In terms of compensating the families needing relocation due to the soil sinking, Braskem has presented over 19,000 compensation offers, covering roughly 99.8% of the anticipated total, with a 98% acceptance rate and 95% of compensations paid. The company has disbursed R$4.5 billion within the compensation program, with R$1.4 billion yet to be paid.
Thus, most of the provisions today refer to the decommissioning program of the rock salt mine, which was altered after the collapse of Mine 18, and compliance with other agreements signed by the petrochemical company. According to Mr. Freitas, while Mine 18 will no longer need to be closed with sand filling, six others have been included in this package, which postponed the complete decommissioning of the mine to 2026 from the end of 2024.

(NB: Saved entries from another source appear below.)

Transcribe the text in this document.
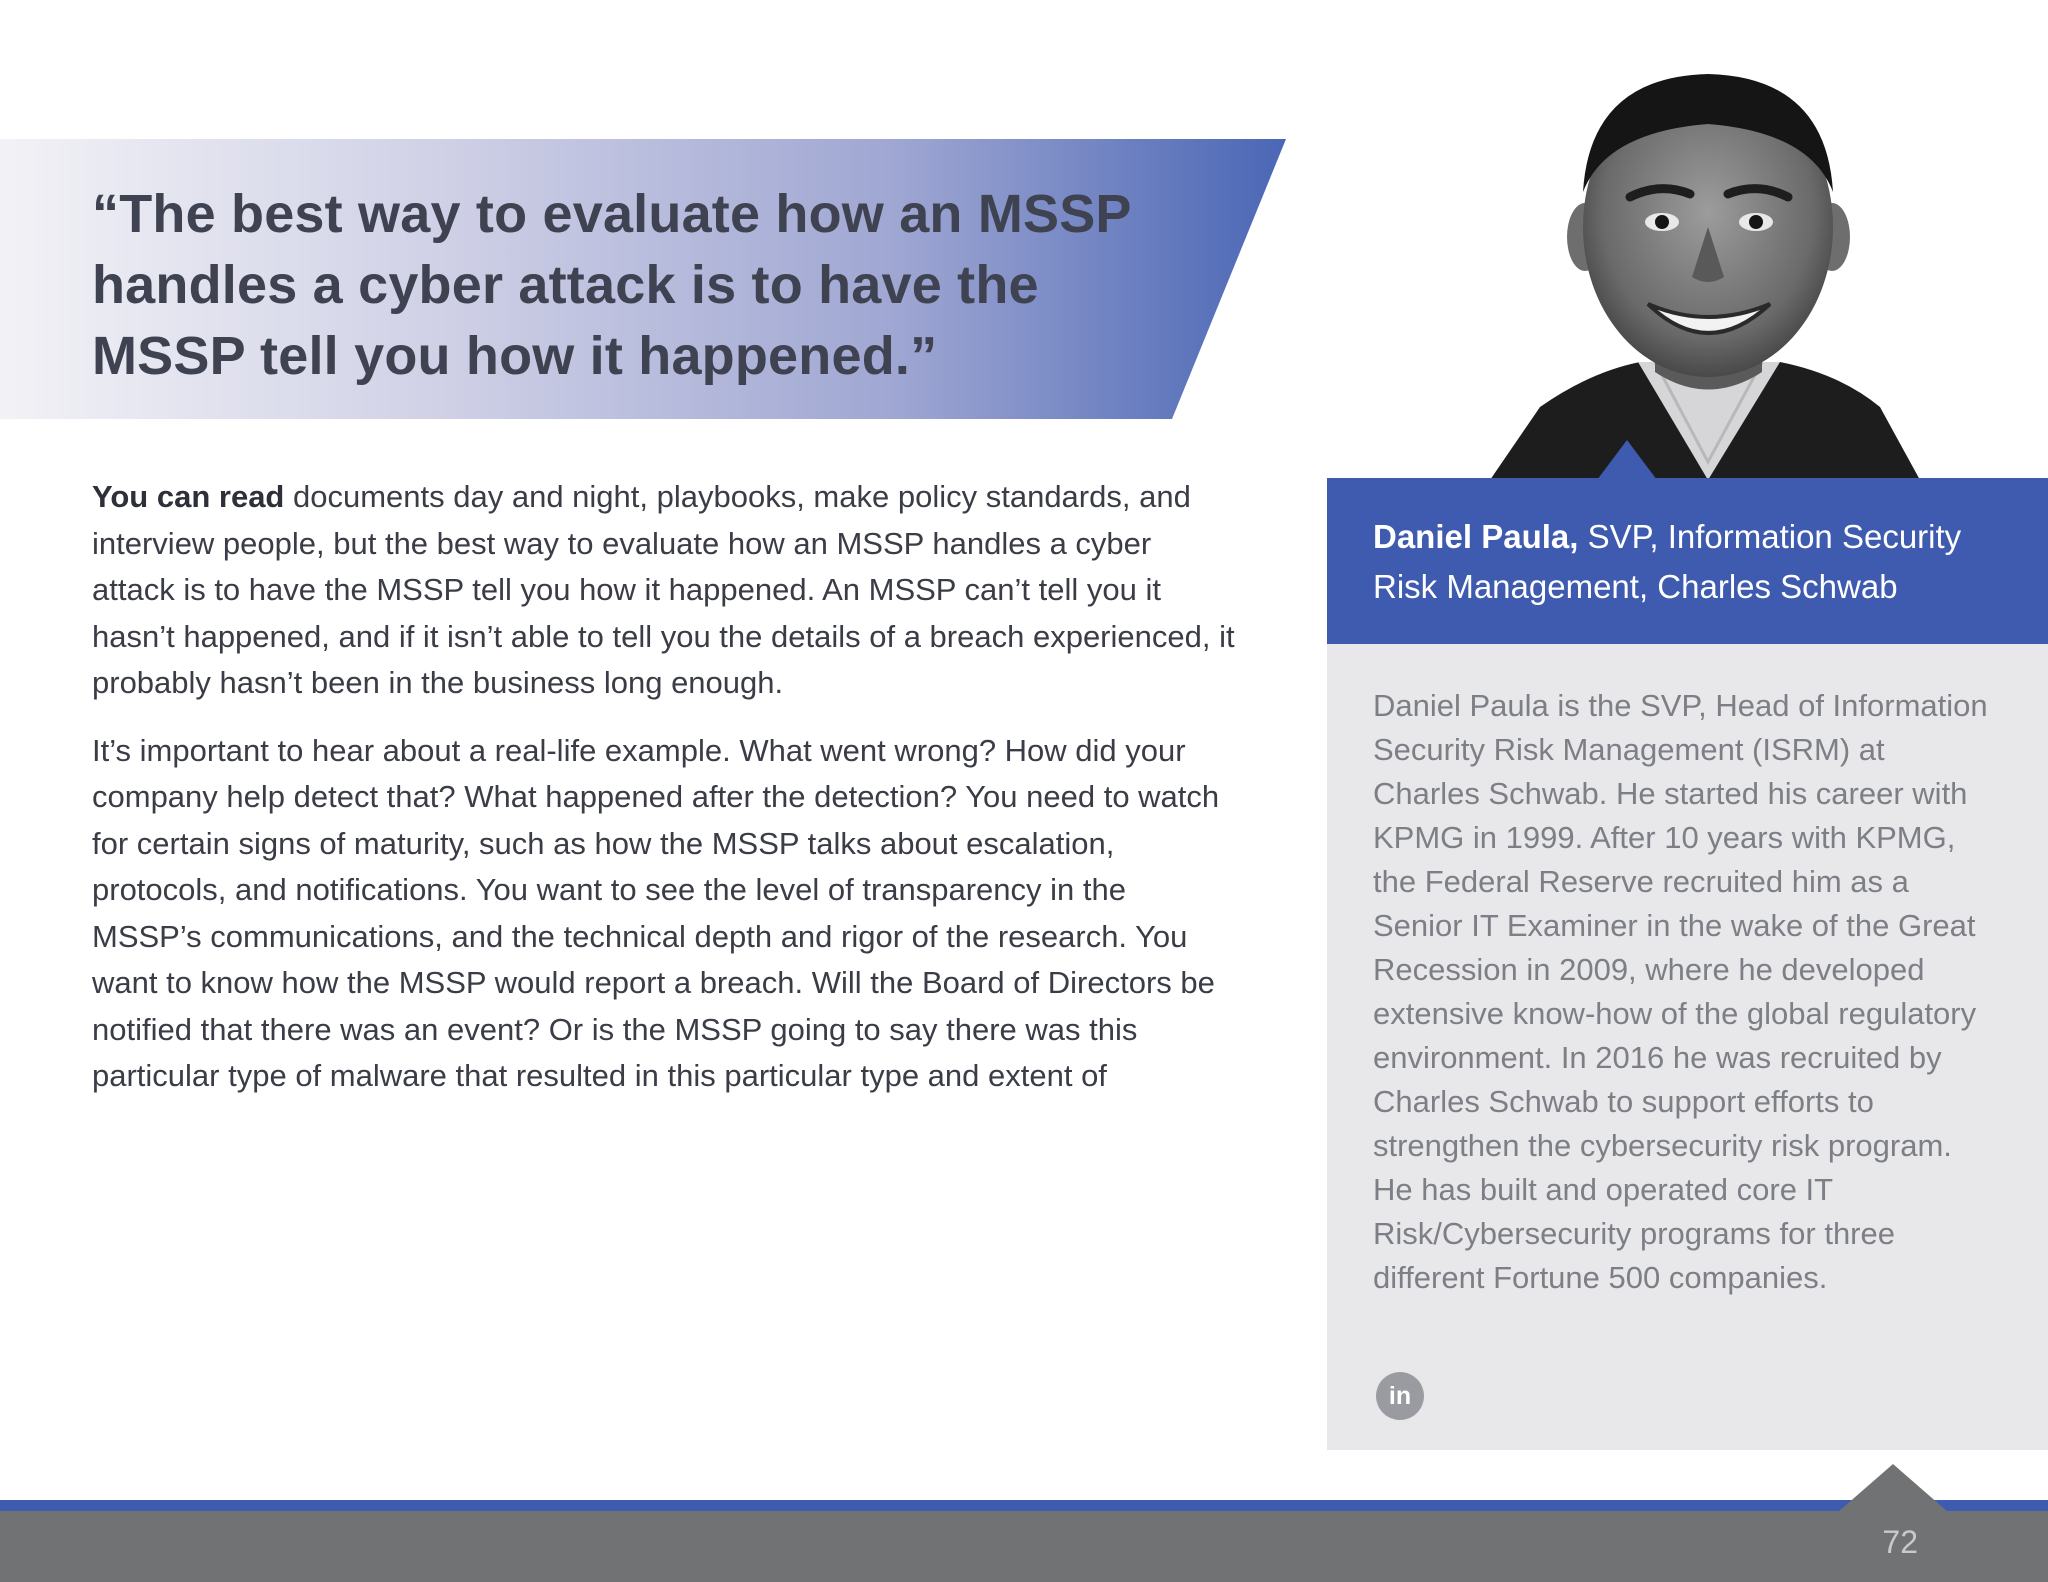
“The best way to evaluate how an MSSP handles a cyber attack is to have the MSSP tell you how it happened.”

You can read documents day and night, playbooks, make policy standards, and interview people, but the best way to evaluate how an MSSP handles a cyber attack is to have the MSSP tell you how it happened. An MSSP can’t tell you it hasn’t happened, and if it isn’t able to tell you the details of a breach experienced, it probably hasn’t been in the business long enough.

It’s important to hear about a real-life example. What went wrong? How did your company help detect that? What happened after the detection? You need to watch for certain signs of maturity, such as how the MSSP talks about escalation, protocols, and notifications. You want to see the level of transparency in the MSSP’s communications, and the technical depth and rigor of the research. You want to know how the MSSP would report a breach. Will the Board of Directors be notified that there was an event? Or is the MSSP going to say there was this particular type of malware that resulted in this particular type and extent of

Daniel Paula, SVP, Information Security Risk Management, Charles Schwab

Daniel Paula is the SVP, Head of Information Security Risk Management (ISRM) at Charles Schwab. He started his career with KPMG in 1999. After 10 years with KPMG, the Federal Reserve recruited him as a Senior IT Examiner in the wake of the Great Recession in 2009, where he developed extensive know-how of the global regulatory environment. In 2016 he was recruited by Charles Schwab to support efforts to strengthen the cybersecurity risk program. He has built and operated core IT Risk/Cybersecurity programs for three different Fortune 500 companies.

in
72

The problems in Alagoas and the worst global petrochemical downturn in decades have impacted Braskem’s balance sheet in 2023. Net revenue was 27% lower, at R$70.6 billion, while recurring EBITDA fell 65% to R$3.7 billion. Net loss reached R$4.6 billion, more than 13 times greater than in 2022.
The petrochemical industry is expected to start emerging from the downturn cycle this year, with greater stability in spreads (the difference between the cost of raw materials and final prices) and a full recovery from 2025 onwards. Braskem CEO Roberto Bischoff said the government is aware of the “accelerated” deindustrialization process seen in Brazil and understands the need to adopt initiatives in search of an industrial policy. “There are several initiatives underway,” he said.
One of the government’s points of attention, according to Mr. Bischoff, is the price of natural gas, used as an energy source in petrochemical plants. “The price of gas in Brazil compared to the rest of the world has been a focus of the government, which is trying to make access to gas more affordable,” he said.
On another front, efforts are aimed at enabling the growth of Brazil’s production utilizing pre-salt ethane, which would bring more favorable conditions for competition. “There is a predisposition on the part of the government to seek initiatives that contribute to the sector’s competitiveness and make new investments viable,” he added.